Yolun, seni annen ve yurdundan ayırdığında korku duyarsın. Ama her adımın ve her günün seni yeniden annene götürüyor. Yurdun orası ya da burası değil.
Yurt senin içinde, ya da hiç bir yerde.
Akşamları rüzgârda hışırdayan ağaçları duyduğumda, yüreğim yolculuk tutkusuyla dolar yeniden.
Uzun süre sessizce dinlendiğimde, yolculuk tutkusunun özü ve anlamı ışığa çıkar. Bu, sanıldığı gibi acılardan kaçış isteği demek değildir.

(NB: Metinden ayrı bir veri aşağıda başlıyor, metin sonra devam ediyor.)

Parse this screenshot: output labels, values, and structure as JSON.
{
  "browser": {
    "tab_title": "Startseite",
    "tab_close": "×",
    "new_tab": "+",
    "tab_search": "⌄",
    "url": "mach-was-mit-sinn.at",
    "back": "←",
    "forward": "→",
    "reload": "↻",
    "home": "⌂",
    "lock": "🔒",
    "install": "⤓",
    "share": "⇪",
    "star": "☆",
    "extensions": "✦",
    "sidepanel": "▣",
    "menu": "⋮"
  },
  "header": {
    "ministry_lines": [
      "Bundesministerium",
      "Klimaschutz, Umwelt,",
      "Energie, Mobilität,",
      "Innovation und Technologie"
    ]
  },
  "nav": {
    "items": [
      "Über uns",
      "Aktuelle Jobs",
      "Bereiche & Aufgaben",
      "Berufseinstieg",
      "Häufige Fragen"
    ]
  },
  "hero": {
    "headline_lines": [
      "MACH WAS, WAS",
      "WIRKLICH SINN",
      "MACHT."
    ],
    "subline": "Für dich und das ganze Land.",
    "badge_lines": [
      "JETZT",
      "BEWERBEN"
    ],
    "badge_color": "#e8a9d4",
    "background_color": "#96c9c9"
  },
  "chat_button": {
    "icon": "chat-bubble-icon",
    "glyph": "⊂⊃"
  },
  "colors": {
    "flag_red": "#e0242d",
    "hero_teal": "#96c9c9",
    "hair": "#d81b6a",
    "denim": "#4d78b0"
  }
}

Bu, yurda, doğa ananın belleğine, yaşamın yeni meselelerine olan özlemdir.
Bu, eve götürür insanı.
Her yol eve çıkar, her adım yeni bir doğuştur, her adım ölümdür, her mezar doğa anadır.
Biz çocuksu düşüncelerimizden korktuğumuzda, hışırdar ağaç orada akşamları. Nasıl bizden uzun yaşıyorlarsa, öylesine uzun düşünceleri vardır ağaçların; uzun soluklu ve sakin. Onların dediğini gerçekten anlamadığımız sürece, bizden daha akıllı görünürler.
Fakat eğer agaçları duymayı öğrenirsek, işte o zaman özellikle düşüncelerimizin kısırlığı, aceleciligi ve çocukça telaşının, eşsiz bir neşe kaynağı olduğunu görürüz.
Ağaçların dediğini gerçekten duyabilen kişi, artık ağaç gibi olmak istemez.
O kişi artık oldugundan başka bir şey olmayı da istemez.
İşte bu özüne, vatanına dönüştür. İşte bu mutluluktur.